|By Howard Stutz, Las Vegas
Review-JournalMcClatchy-Tribune Regional News
Mar. 13, 2010--Gaming analysts believe MGM Mirage's 50 percent stake in Atlantic City's Borgata could fetch between $400 million and $500 million when the company goes to sell its portion of the casino over the next 18 months.
Market conditions, however, could drive down the price.
The casino operator announced Friday it reached a settlement with New Jersey gaming regulators over its relationship with Hong Kong businesswoman Pansy Ho, MGM Mirage's joint venture partner in Macau. The New Jersey Division of Gaming Enforcement deemed her an unsuitable business partner.
The deal is subject to approval by the New Jersey Casino Control Commission, which will hear the matter Wednesday.
Under the terms of the settlement, MGM Mirage will place its interest in the Borgata and 40 undeveloped acres near the resort in a divestiture trust. The vacant land had been the planned site for a $5 billion resort that MGM Mirage abandoned when the economy nose-dived.

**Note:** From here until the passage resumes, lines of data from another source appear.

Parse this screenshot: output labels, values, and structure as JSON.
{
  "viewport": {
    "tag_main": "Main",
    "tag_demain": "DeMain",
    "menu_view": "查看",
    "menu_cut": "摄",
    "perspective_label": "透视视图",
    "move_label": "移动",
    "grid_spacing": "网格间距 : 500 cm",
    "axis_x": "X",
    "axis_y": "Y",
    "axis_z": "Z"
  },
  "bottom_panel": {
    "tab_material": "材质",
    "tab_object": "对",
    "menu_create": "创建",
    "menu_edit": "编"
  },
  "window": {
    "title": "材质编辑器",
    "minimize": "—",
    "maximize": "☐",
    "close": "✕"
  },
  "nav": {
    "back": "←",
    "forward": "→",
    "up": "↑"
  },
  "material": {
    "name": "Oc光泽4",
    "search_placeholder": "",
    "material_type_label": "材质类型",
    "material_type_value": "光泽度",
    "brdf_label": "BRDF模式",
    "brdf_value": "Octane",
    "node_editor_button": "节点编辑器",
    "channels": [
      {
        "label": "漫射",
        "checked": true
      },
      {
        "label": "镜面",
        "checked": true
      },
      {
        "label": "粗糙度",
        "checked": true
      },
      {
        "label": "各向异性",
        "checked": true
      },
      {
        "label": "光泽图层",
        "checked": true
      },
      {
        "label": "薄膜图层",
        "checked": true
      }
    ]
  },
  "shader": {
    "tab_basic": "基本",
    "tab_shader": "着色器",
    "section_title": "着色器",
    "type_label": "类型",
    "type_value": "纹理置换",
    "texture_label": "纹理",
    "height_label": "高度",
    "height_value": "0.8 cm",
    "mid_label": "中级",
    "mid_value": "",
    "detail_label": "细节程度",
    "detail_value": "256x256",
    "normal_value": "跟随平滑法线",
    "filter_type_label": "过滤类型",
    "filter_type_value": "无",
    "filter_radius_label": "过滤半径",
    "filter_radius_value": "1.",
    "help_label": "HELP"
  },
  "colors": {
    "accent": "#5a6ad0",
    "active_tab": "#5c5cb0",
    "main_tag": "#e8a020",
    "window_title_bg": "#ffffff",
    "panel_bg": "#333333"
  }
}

The settlement mandates the sale of the property within 30 months.
During the first 18 months, MGM Mirage will have the right to direct the trustee to sell the property, subject to approval of the Casino Control Commission. If a sale is not concluded by that time, the trustee will be responsible for selling MGM Mirage's interest in the Borgata and related leased land during the following 12-month period.
Oppenheimer gaming analyst David Katz said diminished valuations in Atlantic City could reduce the price MGM Mirage would get for the Borgata. Gaming revenues have declined three straight years in Atlantic City, including more than 13 percent in 2009.
"The announcement of MGM Mirage's settlement with the New Jersey Division of Gaming is a modest positive for the shares based on future liquidity relief," Katz told investors.
Deutsche Bank gaming analyst Andrew Zarnett said the Borgata's value fell because of potential challenges from casinos proposed for Philadelphia, including a $600 million property from Wynn Resorts.
"Management can look to dispose their 50 percent stake in a more favorable capital market environment, given the 30-month time period as proposed in the settlement agreement," Zarnett said. "We believe that attaining a sizeable valuation for the New Jersey asset was significantly reduced."
Boyd Gaming Corp. owns the other 50 percent of Borgata and operates the resort. The company has right of first refusal on a sale. During Boyd's quarterly earnings conference call last week, Chief Executive Officer Keith Smith said the company would consider buying MGM Mirage's share.
"We will monitor the divestiture process closely and act in the best interest of our company," Smith said. "We are pleased with our 50 percent ownership position in Atlantic City's premier gaming asset and, for us, it will continue to be business as usual at Borgata."
New Jersey gaming officials declined to comment beyond a statement outlining terms of the settlement. In May, the gaming enforcement division asked MGM Mirage to sever its ties to Ho.
"We have the utmost respect for the DGE but disagree with its assessment of our partner in Macau," MGM Mirage Chairman and CEO Jim Murren said in a statement. "Regulators in other jurisdictions in which we operate casinos have thoroughly considered this matter and all of them have either determined that the relationship is appropriate or have decided that further action is not necessary."
Nevada and Mississippi gaming regulators both approved the suitability of Pansy Ho, the daughter of Macau casino kingpin Stanley Ho, who international law enforcement authorities have alleged to be an associate of Chinese organized crime triads. Pansy Ho and MGM Mirage are 50-50 partners in the MGM Grand Macau.
Information behind the state's request has remained sealed but could be made public when the Casino Control Commission considers the matter.
Pansy Ho has said she operates independently of her father, who still operates several Macau casinos.
"Since the DGE takes a different view, we believe that the best course of action for our company and its shareholders is to settle this matter and move forward with the compelling growth opportunities we have in Macau," Murren said.
MGM Mirage is expected to announce an initial public offering on the Hong Kong Stock Exchange and needed closure in New Jersey to move ahead with the plans.
Murren said the Borgata is the most successful property in Atlantic City.
"We expect there will be strong interest in this valuable asset," Murren said.
MGM Mirage will stop doing business as a gaming licensee in New Jersey, but the divestiture trust will retain any cash flows received from the Borgata before any sale.
Under the settlement, MGM Mirage will be permitted to reapply for a New Jersey gaming license beginning 30 months after the completion of the sale.